I am not financing education entirely through student loan debt. I held work study jobs as an undergraduate, and have usually held some kind of on-campus employment. I have been a TA for the university for the last seven years. The fact is, government support of higher education is down and the cost of tuition has outpaced salaries to such a great degree in this country that virtually nobody is able to afford an education on their own wages without taking on a substantial burden of student loan debt. The vast majority of the anecdotes to the contrary concern degrees earned twenty or thirty years ago, before major structural changes in the financing of higher education – in the post-war years, government funding allowed the vast majority of expense for education to be met through Pell grants and scholarships, making it possible for many people to work themselves through school. That hasn’t been possible for most people in most degree programs for at least thirty years, and these nostalgic memories of an entirely different time and set of circumstances are not doing the debate on higher education financing in this country any good at all.
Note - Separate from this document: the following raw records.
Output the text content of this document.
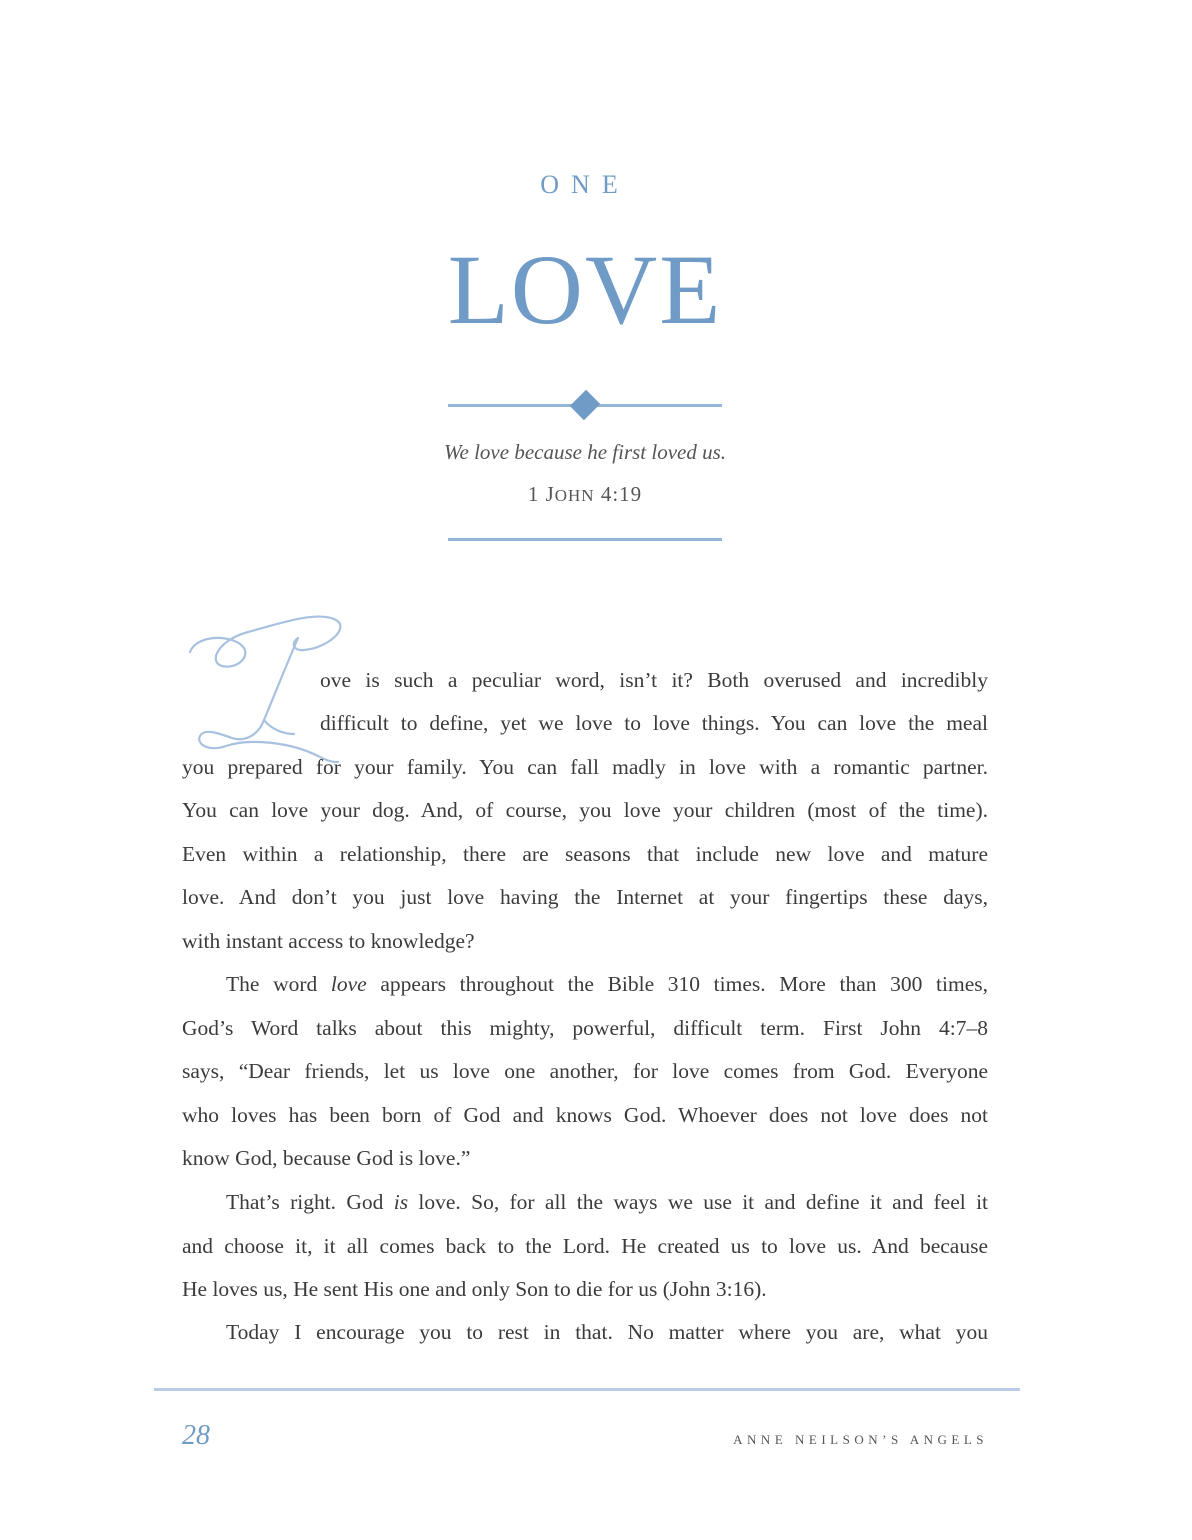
ONE
LOVE
We love because he first loved us.
1 JOHN 4:19
ove is such a peculiar word, isn’t it? Both overused and incredibly
difficult to define, yet we love to love things. You can love the meal
you prepared for your family. You can fall madly in love with a romantic partner.
You can love your dog. And, of course, you love your children (most of the time).
Even within a relationship, there are seasons that include new love and mature
love. And don’t you just love having the Internet at your fingertips these days,
with instant access to knowledge?
The word love appears throughout the Bible 310 times. More than 300 times,
God’s Word talks about this mighty, powerful, difficult term. First John 4:7–8
says, “Dear friends, let us love one another, for love comes from God. Everyone
who loves has been born of God and knows God. Whoever does not love does not
know God, because God is love.”
That’s right. God is love. So, for all the ways we use it and define it and feel it
and choose it, it all comes back to the Lord. He created us to love us. And because
He loves us, He sent His one and only Son to die for us (John 3:16).
Today I encourage you to rest in that. No matter where you are, what you
28	ANNE NEILSON’S ANGELS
I am not a “professional student” nor am I taking an especially long time to pursue my degree – this is simply how long humanities education takes. http://chronicle.com/article/In-Humanities-10-Years-May/16231

If you only see value in STEM disciplines, I probably will not convince you that humanities education is valuable. There used to be a sense in this country that certain things had value and meaning in their own right, not simply because they produced nice technological gadgets or made bundles of money for businesses. Even conservatives such as Allan Bloom used to realize that it impoverishes us spiritually when we turn away from the humanities, the cultural legacy of Western society. Would that their political descendants had as much grace or wisdom.

She’s not being forced into this course of action. She’s choosing it deliberately, and she wants other people to pay to make her impractical flight from reality financially sound.